Итак, человек «Ригведы» реализует себя в следующей позиции относительно страдания. Ощущение наличия духкхи, конечно, присутствует, но человек не желает осуществлять свою экзистенцию через страдательность, претерпевание и т.д. Его мироощущение гораздо более светлое, не омраченное. Примечательно и то, что даже «авторы» «Ригведы» - ведийские риши не выражают человека с помощью духкхи, данная экзистенциалия практически табуируется в самхите, ее использование сведено к нулю.
Диалектический антипод духкхи - сукха (счастье) в глазах философа, умудренного знанием истории поздней индийской религиозности, выглядит попросту наивным. Меньше холода - больше тепла, меньше эластичность - больше упругость, меньше страданий - больше счастья. А оно по замыслу человека «Ригведы» способно предоставить большую степень комфортности пребывания человека в мире, способно заставить человека забыть о страдании. Такими мотивами пронизаны многие гимны, желания обретения материальных богатств и потомства доминируют в памятнике: «Нас здесь выбирай себе/Для дружбы, для счастья,/Для великого сверкающего богатства!» (IV, 31.11) [35, с. 396]. «Кто владеет высоким, прочным богатством,/Этого Индру мы хотим прославить на местах жертвенных раздач,/(Того), кто с Ваю побеждает (на реках) Гомати,/Смело ведет вперед к счастью». (IV, 21.4) [35, с. 384]. «Так хотим мы почтить отца, кому принадлежат все боги, быка,/Жертвами, поклонением, жертвенными возлияниями./О Брихаспати, да будем мы с прекрасным потомством,/С сыновьями-героями, повелителями богатств!» (IV, 50.6) [35, с. 415]. «Боги, голубь ищущий чего (-то), посланный/Как вестник Гибели, появился здесь./Ему мы пропоем (заклинание), совершим искупление./Да будет счастье нашим двуногим, счастье четвероногим!» (Х, 165.1) [35, с. 311].

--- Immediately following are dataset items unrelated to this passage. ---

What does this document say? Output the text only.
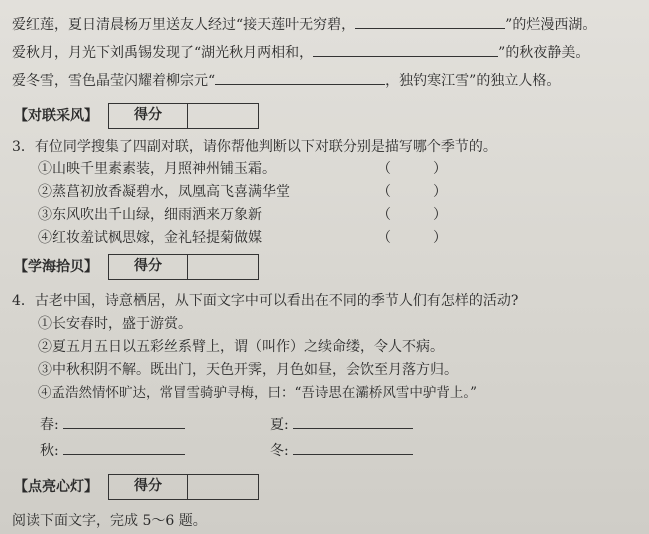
爱红莲，夏日清晨杨万里送友人经过“接天莲叶无穷碧，	”的烂漫西湖。
爱秋月，月光下刘禹锡发现了“湖光秋月两相和，	”的秋夜静美。
爱冬雪，雪色晶莹闪耀着柳宗元“	，独钓寒江雪”的独立人格。
【对联采风】	得分
3．有位同学搜集了四副对联，请你帮他判断以下对联分别是描写哪个季节的。
①山映千里素素装，月照神州铺玉霜。	（　　　）
②蒸菖初放香凝碧水，凤凰高飞喜满华堂	（　　　）
③东风吹出千山绿，细雨洒来万象新	（　　　）
④红妆羞试枫思嫁，金礼轻提菊做媒	（　　　）
【学海拾贝】	得分
4．古老中国，诗意栖居，从下面文字中可以看出在不同的季节人们有怎样的活动?
①长安春时，盛于游赏。
②夏五月五日以五彩丝系臂上，谓（叫作）之续命缕，令人不病。
③中秋积阴不解。既出门，天色开霁，月色如昼，会饮至月落方归。
④孟浩然情怀旷达，常冒雪骑驴寻梅，曰：“吾诗思在灞桥风雪中驴背上。”
春:	夏:
秋:	冬:
【点亮心灯】	得分
阅读下面文字，完成 5～6 题。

В целом в «Ригведе» человек придает сукхе первостепенное значение. Он стремится к счастью, всячески стараясь при этом не замечать свое страдание. Гиперболизация умеренного наслаждения, не гедонистического образа жизни приводят к построению определенной системы аксиологии, где
кама («наслаждение» - зачастую синоним сукхи) является конституирующим и окончательным звеном, которое соответственно призваны предварять дхарма (обязанности религиозного порядка) и артха (богатство, экономические ценности). Кстати, такие же ценности выдвигает Ватсьяяна в знаменитой «Кама-сутре», в своём мировоззренческом (но не практическом) плане вполне отражающей общее настроение «Ригведы». Но подобное переживание сукхи поистине не долговечно, к тому же максимум, который оно предполагает - попадание на Сваргу (арийский рай), где по соседству с богами течет жизнь, исполненная наслаждений, однако ему еще очень далеко до будущей «ананды» («блаженства») классической веданты.